Companies including Maersk, Panalpina, and Flexport are trying to harness the techniques of AI — loosely described as the use of computers to simulate human intelligence — to tackle a variety of vexing industry problems, with the help of IT companies such as ClearMetal and Maana. They are targeting issues such as how to pick the best alternative port when the original destination is blocked, better estimating the arrival time of a ship so that logistical resources can be ready. AI is also being tapped to forecast whether a shipper will cancel a booking or its container will get rolled by the carrier, and left on the dock.
So far, the use of artificial intelligence to solve such problems is in the early stages.
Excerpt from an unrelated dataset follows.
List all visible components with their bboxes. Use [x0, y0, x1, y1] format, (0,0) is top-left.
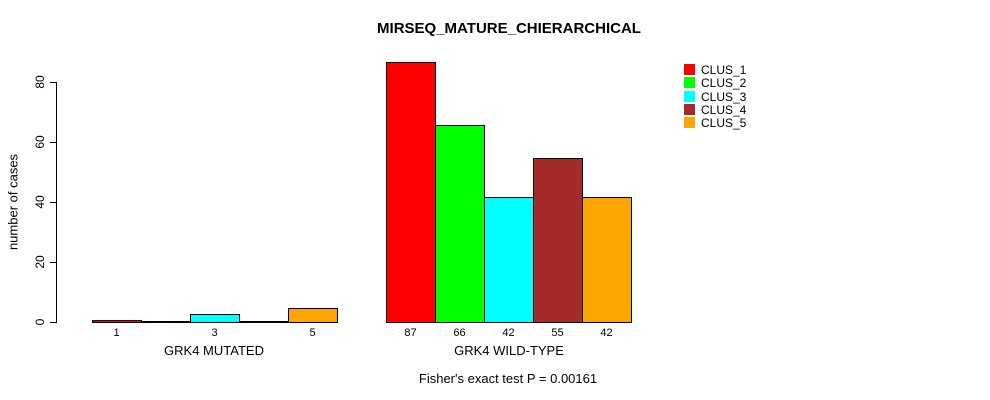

Additionally, the advance of such techniques could be slow, given the industry’s past reluctance to embrace other types of technology.
However, industry officials said the ability of artificial intelligence techniques to analyze far more data than can be done with traditional methods, and the fact that vast amounts of data is already available in the shipping and logistics industry, mean it is ripe for the use of AI techniques, offering the potential to dramatically curb unpredictably and improve visibility in certain parts of the supply chain.
“In a world as complex as supply chains, with so many interdependencies between variables, there should be fertile ground for artificial intelligence,” said Ryan Petersen, CEO of Flexport, a San Francisco-based digital freight forwarder startup that is working to incorporate artificial intelligence techniques into its products. “Shippers will benefit from better decisions about when and how their cargo is shipped to lower working capital needs, transit times, or logistics spend, depending on their preferences.”
Most commonly associated in popular culture with fictional robots that talk and respond like humans, the term artificial intelligence covers a wide range of digital capabilities, from the design and creation of robots and driverless vehicles to computer vision, or the extraction of data from an image.
In the logistics and shipping context, artificial intelligence is currently most focused on large-scale number crunching that can analyze and organize data from different sources, shape it, and then use it as the basis for decision-making, sometimes with reduced or no human input.
That ability is enhanced with “machine learning,” a subset of artificial intelligence, in which algorithms analyze data and, based on the knowledge gleaned in the results, adjust their logic on an ongoing basis to provide a more accurate analysis.
Machine learning, for example, is at the heart of a mathematical model developed by ManWo Ng, assistant professor of maritime and supply chain management at Old Dominion University, to project a port terminal’s future chassis requirements.
Ng’s model analyzes factors such as how many vessels are at berth, the number of import containers discharged on certain days, how many export or empty containers were received, and how many gate transactions were recorded. Some of these are the same factors taken into consideration by chassis operators for their own predictions. However, Ng believes that the constant refinement of machine learning produces an algorithm able to far more accurately predict future chassis demand.
In one use of his program to study of a major US marine terminal, Ng concluded that the terminal was grossly overstating its chassis requirements, and could cut its chassis repositioning requests by 80 percent, the study found.
“Thus, not only can chassis demand be better predicted, the availability of predictive models also means lower repositioning costs and a reduced environmental impact due to the elimination of unnecessary chassis repositioning trips,” Ng said.